NUMEROUS proposals to build homes and other properties in Darlington could be put on hold for many months, a meeting has heard.

Darlington Borough Council’s planning development manager confirmed the authority had decided not to consider three major housing applications – two at Coniscliffe Park and one at Middleton St George – for 1,780 homes.

David Coates told the authority’s planning committee the council had temporarily withdrawn from deciding upon the schemes as its Local Plan, which sets out local planning policies and identifies how land is used, was an unknown length of time off being completed.

He warned it was possible the developers could respond to the council’s decision by launching appeals to the Planning Inspectorate, meaning the local planning process would not have influenced decisions on the schemes.

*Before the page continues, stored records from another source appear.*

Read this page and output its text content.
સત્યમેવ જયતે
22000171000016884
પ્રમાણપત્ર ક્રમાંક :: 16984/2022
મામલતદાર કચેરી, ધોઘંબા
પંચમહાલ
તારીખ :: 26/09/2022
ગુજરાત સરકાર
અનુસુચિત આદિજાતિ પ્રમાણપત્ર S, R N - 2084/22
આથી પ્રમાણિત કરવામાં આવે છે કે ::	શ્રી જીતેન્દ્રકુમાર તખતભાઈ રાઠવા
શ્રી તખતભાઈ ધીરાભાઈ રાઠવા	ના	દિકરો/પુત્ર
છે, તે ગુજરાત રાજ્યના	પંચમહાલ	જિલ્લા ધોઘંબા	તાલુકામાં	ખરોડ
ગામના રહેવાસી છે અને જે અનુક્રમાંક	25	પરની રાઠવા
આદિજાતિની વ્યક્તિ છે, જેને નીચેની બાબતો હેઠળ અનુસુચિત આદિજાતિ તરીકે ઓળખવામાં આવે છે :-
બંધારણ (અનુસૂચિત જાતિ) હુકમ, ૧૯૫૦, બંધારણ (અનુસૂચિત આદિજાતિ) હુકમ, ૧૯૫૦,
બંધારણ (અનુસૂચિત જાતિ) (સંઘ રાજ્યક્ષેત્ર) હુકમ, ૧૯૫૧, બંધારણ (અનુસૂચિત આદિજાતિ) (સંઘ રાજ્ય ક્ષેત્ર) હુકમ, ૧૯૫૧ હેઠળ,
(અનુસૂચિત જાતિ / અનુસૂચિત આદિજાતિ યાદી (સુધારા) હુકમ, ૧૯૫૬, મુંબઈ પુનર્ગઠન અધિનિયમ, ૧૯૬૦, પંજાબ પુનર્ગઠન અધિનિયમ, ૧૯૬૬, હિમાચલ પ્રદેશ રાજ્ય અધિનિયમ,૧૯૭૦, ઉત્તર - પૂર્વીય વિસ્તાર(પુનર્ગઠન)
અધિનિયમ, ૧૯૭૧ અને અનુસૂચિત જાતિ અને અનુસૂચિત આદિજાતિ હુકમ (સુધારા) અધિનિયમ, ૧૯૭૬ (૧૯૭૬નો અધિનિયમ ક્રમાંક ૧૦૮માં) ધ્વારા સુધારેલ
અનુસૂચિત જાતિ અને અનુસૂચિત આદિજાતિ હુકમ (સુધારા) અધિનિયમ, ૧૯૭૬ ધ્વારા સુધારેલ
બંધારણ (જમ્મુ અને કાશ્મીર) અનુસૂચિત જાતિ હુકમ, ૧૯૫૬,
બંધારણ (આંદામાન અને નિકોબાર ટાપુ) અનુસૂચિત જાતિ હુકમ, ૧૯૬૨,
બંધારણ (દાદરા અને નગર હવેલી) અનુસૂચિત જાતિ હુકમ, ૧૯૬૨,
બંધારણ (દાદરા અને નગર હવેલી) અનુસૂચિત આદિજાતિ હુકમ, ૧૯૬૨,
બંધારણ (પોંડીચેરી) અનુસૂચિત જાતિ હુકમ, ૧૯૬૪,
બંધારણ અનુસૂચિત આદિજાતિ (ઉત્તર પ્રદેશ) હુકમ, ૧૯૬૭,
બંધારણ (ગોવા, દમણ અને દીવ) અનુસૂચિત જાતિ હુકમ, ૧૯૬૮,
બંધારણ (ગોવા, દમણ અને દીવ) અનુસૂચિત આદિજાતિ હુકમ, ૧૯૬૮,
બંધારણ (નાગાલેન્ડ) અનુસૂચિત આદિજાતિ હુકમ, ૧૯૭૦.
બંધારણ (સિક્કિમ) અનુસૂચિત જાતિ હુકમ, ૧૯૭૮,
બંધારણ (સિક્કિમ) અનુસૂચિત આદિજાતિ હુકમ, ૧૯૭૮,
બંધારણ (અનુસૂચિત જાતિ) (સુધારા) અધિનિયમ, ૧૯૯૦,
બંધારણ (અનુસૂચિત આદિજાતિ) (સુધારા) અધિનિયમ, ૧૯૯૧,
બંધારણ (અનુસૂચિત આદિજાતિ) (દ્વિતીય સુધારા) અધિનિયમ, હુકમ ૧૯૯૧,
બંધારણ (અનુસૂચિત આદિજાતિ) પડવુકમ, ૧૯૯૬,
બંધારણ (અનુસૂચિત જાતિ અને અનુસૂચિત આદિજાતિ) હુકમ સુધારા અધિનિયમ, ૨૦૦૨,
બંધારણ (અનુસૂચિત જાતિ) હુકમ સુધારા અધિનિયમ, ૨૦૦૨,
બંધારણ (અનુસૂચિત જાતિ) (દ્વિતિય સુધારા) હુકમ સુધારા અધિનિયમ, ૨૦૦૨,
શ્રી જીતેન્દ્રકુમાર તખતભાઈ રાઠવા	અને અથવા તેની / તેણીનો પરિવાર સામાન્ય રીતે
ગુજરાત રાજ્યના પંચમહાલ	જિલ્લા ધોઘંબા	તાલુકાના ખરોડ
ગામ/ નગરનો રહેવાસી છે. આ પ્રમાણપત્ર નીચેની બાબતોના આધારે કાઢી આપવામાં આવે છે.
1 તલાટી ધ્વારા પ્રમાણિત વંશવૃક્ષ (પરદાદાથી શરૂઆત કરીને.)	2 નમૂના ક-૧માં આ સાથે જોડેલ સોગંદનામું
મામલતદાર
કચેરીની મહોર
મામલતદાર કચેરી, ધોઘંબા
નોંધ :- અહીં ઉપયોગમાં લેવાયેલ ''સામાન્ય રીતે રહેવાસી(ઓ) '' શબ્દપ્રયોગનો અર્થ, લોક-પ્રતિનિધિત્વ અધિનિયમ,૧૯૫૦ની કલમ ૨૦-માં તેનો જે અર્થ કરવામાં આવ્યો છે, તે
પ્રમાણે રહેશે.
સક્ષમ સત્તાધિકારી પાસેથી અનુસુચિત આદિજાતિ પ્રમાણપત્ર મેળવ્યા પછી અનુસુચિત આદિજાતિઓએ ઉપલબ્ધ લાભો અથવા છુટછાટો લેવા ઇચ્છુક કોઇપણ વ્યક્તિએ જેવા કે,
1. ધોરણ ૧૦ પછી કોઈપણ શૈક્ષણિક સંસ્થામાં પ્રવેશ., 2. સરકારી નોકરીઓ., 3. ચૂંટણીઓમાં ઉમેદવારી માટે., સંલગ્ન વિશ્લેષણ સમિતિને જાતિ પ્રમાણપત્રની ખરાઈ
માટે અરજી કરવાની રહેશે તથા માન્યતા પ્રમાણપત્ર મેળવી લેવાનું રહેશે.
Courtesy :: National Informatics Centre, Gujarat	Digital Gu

Mr Coates said he had received legal advice that details in the Local Plan, such as increased housing figures, “need to be in a safer position”, in that they have been passed by the council and later been examined at a public inquiry.

Councillor Nick Wallis told the committee: “Clearly if we followed through this advice it will have implications for many other applications as well.”

A range of concerns over the scale and pace of housing developments have been raised ahead of the meeting to consider a wave of plans to build the estates on agricultural fields surrounding Darlington.

Schemes to build 985 homes south of Staindrop Road, 535 homes north of Coniscliffe Road and 260 homes south of Station Road, Middleton St George had all been recommended for approval by Darlington Borough Council officers.

While it had previously been indicated that 8,440 new homes would need to be built in the borough from 2016 to 2036 – an average of 422 homes a year – more than four year’s supply which would cover 90 hectares of farm fields had been scheduled to be considered at just one meeting of the authority’s planning committee earlier this week.

Mr Coates said he had told the applicants should they want to receive a sound permission it would be beneficial to do that when the Local Plan was in a more definitive position.

The meeting was told the council was relying on emerging Local Plan and that a five-year housing supply had been established in the borough as a defence should developers present unwelcome applications over the next nine months.

Mr Coates added: “Whilst the existing Local Plan doesn’t not generate a five-year supply, there are applications outside of that plan which are in place and ready to go, which do.

“So we are very much reliant on the new Local Plan going forward, whenever that happens.

“The defence mechanism in the interim period is that we do have a five-year housing supply. That is a very cogent argument that can be put to anybody challenging this.”